Au deuxième registre, deux hommes vêtus d'un simple pagne et portant une outre attachée à la ceinture se font face et retiennent chacun, à l'aide d'une corde, un félidé dont le cou démesurément allongé enlace celui de l'autre, les deux animaux s'affrontant avec une force égale. On peut suggérer qu'il s'agit là, d'une part, de la première représentation du rite séma taouy (« Union des Deux-Terres ») qui sera par la suite interprété à l'aide des plantes emblématiques du sud et du nord aux tiges entrecroisées et fermement maintenues par des cordes et, d'autre part, de la première mention de péhty, les deux forces extrêmes et identiques qui renferment la notion de puissante énergie attribuée au pharaon.
Enfin, au troisième registre, le roi sous sa forme de taureau comme sur d'autres documents quasi contemporains (par exemple la palette au Taureau du Musée du Louvre, chap. 1, fig. 33), maintient un ennemi au sol de sa patte avant gauche (le khépesh), siège de la vigueur victorieuse, tout en défonçant de ses cornes une enceinte fortifiée.
Le verso de la palette de Nârmer montre, sous le sérekh royal encadré par les deux visages de la vache tutélaire (Bat), une des premières figurations historiques de la scène dite du « massacre de l'ennemi » ou plutôt du « triomphe royal », représentée pendant toute l'histoire égyptienne jusqu'à l'époque romaine incluse (infra). Le roi, en taille héroïque, est suivi de son porte-sandales. Il est coiffé de la haute mitre (la « couronne blanche ») et tient par les cheveux un ennemi agenouillé nommé Ouâsh (ouâ-shé), d'origine probablement libyenne, en le menaçant de sa massue. Une traduction emblématique de cette scène figure au-dessus du personnage qui se rend : le Faucon royal saisit la corde qui assujettit le ressortissant d'une région marécageuse (Delta occidental, vraisemblablement).
Le registre inférieur du verso semble constituer la suite de celui du recto : deux hommes nus s'enfuient, l'un d'une construction rectangulaire aux murs crénelés, l'autre d'une hutte de berger.
Si l'on exclut du champ de l'exposé normatif le bas de la palette qui obéit apparemment à des règles cinétiques (il faut tourner l'objet de recto en verso pour que la suite apparaisse), on est face à une œuvre composée d'un avers et d'un revers, soit deux expressions d'une même réalité. D'un côté, le roi affirme sa fonction organisatrice et politique ; de l'autre, il insiste sur sa fonction combattante.

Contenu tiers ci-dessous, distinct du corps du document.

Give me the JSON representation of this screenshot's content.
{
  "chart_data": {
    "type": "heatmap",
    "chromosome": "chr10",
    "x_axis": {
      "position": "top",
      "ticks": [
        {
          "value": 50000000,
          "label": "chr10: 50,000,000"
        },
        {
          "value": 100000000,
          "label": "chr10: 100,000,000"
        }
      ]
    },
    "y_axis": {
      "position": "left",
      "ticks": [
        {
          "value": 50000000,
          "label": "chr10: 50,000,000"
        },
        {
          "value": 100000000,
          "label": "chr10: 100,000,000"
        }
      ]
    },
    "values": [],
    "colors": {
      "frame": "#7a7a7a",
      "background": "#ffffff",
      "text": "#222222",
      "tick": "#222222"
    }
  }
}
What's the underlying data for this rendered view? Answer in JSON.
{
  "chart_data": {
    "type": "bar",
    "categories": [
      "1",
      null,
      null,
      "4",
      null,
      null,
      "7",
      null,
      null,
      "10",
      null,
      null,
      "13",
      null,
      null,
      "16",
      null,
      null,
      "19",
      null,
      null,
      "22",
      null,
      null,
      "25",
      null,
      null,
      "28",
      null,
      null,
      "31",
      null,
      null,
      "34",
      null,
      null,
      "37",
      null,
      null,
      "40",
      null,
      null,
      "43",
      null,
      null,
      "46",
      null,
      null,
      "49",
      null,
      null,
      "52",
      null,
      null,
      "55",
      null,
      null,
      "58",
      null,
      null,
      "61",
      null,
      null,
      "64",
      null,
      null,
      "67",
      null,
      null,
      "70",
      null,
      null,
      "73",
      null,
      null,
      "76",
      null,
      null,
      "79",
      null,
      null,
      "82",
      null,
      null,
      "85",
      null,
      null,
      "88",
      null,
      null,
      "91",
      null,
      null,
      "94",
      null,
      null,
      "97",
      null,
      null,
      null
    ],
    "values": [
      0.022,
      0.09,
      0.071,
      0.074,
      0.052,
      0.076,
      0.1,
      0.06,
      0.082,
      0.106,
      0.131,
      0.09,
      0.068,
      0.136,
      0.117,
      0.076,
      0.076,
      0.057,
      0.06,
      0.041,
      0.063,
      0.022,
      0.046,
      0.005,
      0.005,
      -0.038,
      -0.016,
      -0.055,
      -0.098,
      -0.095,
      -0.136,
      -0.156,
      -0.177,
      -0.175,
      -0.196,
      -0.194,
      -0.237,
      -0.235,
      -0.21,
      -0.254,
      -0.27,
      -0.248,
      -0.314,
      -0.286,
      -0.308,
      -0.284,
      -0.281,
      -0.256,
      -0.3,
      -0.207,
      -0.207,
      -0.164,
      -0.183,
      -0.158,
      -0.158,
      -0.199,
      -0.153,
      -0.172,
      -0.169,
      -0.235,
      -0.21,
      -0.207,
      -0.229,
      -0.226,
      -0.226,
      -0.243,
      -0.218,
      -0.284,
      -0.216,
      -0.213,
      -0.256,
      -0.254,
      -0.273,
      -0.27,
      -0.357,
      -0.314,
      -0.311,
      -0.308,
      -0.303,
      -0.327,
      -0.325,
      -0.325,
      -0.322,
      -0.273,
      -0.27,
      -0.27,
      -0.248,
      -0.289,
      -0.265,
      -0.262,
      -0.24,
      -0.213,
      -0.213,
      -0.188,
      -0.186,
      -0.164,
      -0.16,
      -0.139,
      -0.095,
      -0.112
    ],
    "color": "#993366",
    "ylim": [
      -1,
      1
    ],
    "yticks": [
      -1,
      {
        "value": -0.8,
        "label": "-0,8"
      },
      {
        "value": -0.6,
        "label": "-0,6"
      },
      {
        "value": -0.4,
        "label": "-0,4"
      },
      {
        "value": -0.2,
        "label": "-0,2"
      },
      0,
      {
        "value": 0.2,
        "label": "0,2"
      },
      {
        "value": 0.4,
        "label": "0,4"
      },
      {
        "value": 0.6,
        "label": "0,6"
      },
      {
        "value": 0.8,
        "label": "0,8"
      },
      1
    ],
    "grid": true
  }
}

D'une part, il proclame ses capacités de gouvernement, son habilité à maintenir l'unité du pays et à lui garantir la prospérité ; de l'autre, il démontre qu'il assume l'obligation fondamentale de vaincre les forces hostiles. Nourricier et guerrier, le roi amène l'ordre et repousse l'adversité : in maât, der isfet. C'est là, à n'en pas douter, la première version iconique et raisonnée du dogme. Son expression littéraire sera formulée clairement quelques siècles plus tard dans les Textes des Pyramides, puis développée, théorisée dans les « Enseignements »{148} et dans différents genres d'écrits de propagande qui accompagnèrent le renouveau monarchique et la refondation du régime au début du deuxième millénaire et particulièrement sous la 12e dynastie, avant de connaître l'épanouissement foisonnant qui caractérise le Nouvel Empire – et tout particulièrement l'époque ramesside – avec son prolongement à la Basse Epoque et sous les Lagides.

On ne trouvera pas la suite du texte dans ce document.